As casas têm substituído a remuage tradicional por giropalets, porém, garrafas de grandes formatos ainda precisam ser giradas manualmente
Champagne aliás, é uma das regiões que mais investe em pesquisas de vitivinicultura, tudo bancado pelo Comitê local. Questionados sobre as pesquisas relacionadas aos efeitos do aquecimento global, eles não quiseram dar detalhes. "Nada foi publicado sobre os ensaios do nosso laboratório de pesquisas em termos de preparação para os efeitos do aquecimento global. Ainda é muito cedo para dar informação ou falar sobre isso. Considerando que o aquecimento global não é realmente significante para as vinhas de Champagne até agora, isso será um ensaio de longo prazo", aponta uma fonte do comitê.

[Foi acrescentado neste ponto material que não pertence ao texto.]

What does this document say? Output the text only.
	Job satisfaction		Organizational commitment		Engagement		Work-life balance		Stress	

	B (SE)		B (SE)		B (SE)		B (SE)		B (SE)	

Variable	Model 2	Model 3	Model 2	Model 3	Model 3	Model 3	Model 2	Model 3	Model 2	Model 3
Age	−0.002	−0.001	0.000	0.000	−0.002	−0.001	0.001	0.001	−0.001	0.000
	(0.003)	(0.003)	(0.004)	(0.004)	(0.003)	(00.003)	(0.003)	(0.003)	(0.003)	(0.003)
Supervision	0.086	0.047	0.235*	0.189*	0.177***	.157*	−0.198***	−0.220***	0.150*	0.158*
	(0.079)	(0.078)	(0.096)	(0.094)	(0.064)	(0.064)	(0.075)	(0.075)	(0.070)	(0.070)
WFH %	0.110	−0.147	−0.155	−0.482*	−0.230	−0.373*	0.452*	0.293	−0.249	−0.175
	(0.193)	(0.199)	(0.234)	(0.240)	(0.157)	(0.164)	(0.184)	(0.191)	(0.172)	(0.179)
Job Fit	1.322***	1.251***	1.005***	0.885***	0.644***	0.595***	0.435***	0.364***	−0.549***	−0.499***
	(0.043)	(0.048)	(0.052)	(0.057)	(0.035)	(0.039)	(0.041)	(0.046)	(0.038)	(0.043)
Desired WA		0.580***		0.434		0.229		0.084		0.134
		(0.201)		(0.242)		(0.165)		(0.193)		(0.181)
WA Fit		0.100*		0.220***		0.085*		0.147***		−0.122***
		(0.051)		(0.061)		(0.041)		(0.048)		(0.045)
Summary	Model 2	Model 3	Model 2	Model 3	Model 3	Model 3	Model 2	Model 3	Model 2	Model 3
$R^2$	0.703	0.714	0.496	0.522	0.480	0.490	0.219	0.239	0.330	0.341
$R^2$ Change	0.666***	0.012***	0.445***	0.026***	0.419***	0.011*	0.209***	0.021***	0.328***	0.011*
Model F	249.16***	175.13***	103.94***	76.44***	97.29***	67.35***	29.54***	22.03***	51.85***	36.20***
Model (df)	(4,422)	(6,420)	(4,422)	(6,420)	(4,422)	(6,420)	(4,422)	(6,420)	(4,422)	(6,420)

No entanto, em uma região tida como limite em termos de latitude norte para o amadurecimento das uvas (perto dos 50o), praticamente todos os produtores afirmam que não têm mais problemas de maturação - algo bastante comum décadas atrás. Além disso, em uma apresentação e também andando pela região, ADEGA viu alguns vinhedos de condução mais alta do que os tradicionalmente baixos de Champagne. "São para gerar mais sombra", disse o Relações Públicas do Comitê, Philippe Wibrotte, afirmando também que alguns ajustes têm sido feitos para equiparar os vinhedos champenois a outros mundo afora e assim facilitar a vida dos produtores, que não mais precisariam adquirir máquinas específicas.
E assim Champagne se reinventa, sempre antenado, sempre atento ao mundo, desde as suas demandas de mercado até as do clima, sempre na vanguarda.
Para quem gosta de comprar garrafas grandes, os champenois dão uma dica importante: o tamanho ideal de Champagne é Magnum. "A maioria das casas, para fazer os tamanhos maiores, acrescenta o líquido já pronto de garrafas menores", afirma Christian Dennis, da Bollinger, que completa: "As Magnum, devido ao formato, também não cabem nos giropalets, portanto, é uma garantia de que são feitas 100% no método tradicional de Champagne, com remuage à mão". Muitas casas (como Moët, Bollinger e Deutz, por exemplo), contudo, trabalham com o Jéroboam (Double Magnum, ou seja, 3 litros) como sendo o maior formato em que a bebida seguramente passa por todo o procedimento champenois na própria garrafa.